Researchers at UC Irvine's Institute for Genomics and Bioinformatics are using Coda's gene protein production algorithms to tweak the genetic structure of Saccharomyces, a yeast species that has been used in baking and fermenting alcoholic beverages for thousands of years.

This is Coda's first venture into biofuels, but far from the first commercial application of its technology. The company, which was spun out of UC Irvine in 2004, has been serving clients in the pharmaceutical industry since its inception, including Genentech, Eli Lilly, Viventia and Invitrogen.

"Coda had basically started a business to help pharmaceutical drug discovery get their proteins to work," said Molinari.

Molinari said the cost of making synthetic DNA has gone down, much like the cost of computing power, 25 to 50-fold over the last decade.

"That's now cheap enough so that if you want to actually make a gene, sometimes it's better to synthesize it chemically and assemble it, from these little pieces of DNA, rather than actually go and find it somewhere and clone it," he said.

In its natural state, the yeast processes the glucose that grows in plant materials, but does not contain the necessary enzymes to process other sugars in biomass, such as xylose and arabinose.

The researchers are working on a version that will produce enzymes that can help it digest other sugars easily, maximizing its ethanol production.

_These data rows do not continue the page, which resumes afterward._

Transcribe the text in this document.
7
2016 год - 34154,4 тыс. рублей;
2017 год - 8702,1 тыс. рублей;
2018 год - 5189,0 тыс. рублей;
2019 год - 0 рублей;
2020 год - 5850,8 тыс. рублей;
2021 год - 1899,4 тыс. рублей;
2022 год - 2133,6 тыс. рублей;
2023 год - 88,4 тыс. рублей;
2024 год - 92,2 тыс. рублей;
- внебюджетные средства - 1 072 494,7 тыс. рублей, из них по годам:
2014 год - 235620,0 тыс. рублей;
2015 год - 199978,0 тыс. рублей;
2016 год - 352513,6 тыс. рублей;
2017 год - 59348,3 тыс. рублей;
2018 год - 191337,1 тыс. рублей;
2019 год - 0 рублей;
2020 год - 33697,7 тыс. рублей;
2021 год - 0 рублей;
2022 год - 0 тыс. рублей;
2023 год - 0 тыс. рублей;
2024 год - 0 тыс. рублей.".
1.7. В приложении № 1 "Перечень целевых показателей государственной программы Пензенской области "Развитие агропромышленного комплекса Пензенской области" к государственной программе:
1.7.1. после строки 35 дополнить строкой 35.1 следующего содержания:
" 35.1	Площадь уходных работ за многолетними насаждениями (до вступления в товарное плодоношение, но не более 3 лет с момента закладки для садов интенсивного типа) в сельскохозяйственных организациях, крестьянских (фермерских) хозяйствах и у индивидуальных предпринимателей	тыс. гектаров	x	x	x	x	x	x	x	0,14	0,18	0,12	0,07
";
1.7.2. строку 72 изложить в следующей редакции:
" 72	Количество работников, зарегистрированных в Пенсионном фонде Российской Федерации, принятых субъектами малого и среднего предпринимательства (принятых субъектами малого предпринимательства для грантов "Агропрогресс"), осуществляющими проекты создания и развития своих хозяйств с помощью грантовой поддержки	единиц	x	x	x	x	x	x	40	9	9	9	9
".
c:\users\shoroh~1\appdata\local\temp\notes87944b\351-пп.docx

"Somebody wants to make something in yeast, where they're cloning a gene from another organism, and we can get them, compared to the cloning product, 50 or 100-fold more protein, just by running our computer and choosing the DNA code more properly," said Molinari.

Coda's technology uses computer algorithms to design synthetic genes that self-assemble easily and generate protein in large amounts.

The company has funded $1 million of the $1.6 million research project over two years. A grant from UC Irvine is making up the balance.

Coda pays royalties and licensing fees to the university for its core technologies.

Molinari expects the first indications as to whether they can work with some of the commercial yeast strains later this year.

"One thing about synthetic biology that I like to say, and some of our knowledgeable investors say, is that it actually just speeds things up in getting proteins to work well by a factor of 10," he said.

Coda, which stands for Computationally Optimized DNA Assembly, is backed by Monitor Ventures, Life Science Angels, Tech Coast Angels and OVP Venture Partners.

OVP led a $7 million Series C round in July. Coda has raised $10 million to date.

"The first product is really an improved strain of yeast," said Molinari of the research project. But other products are possible. He said the company is looking into ways of reducing the cost of enzymes used in biofuel production.

"Those aren't enzymes that are bio-manufactured by the strain of yeast they're using, those are enzymes that are bought in bulk, dumped into the process somewhere. If you can affect the cost of that, that's a major piece of the process."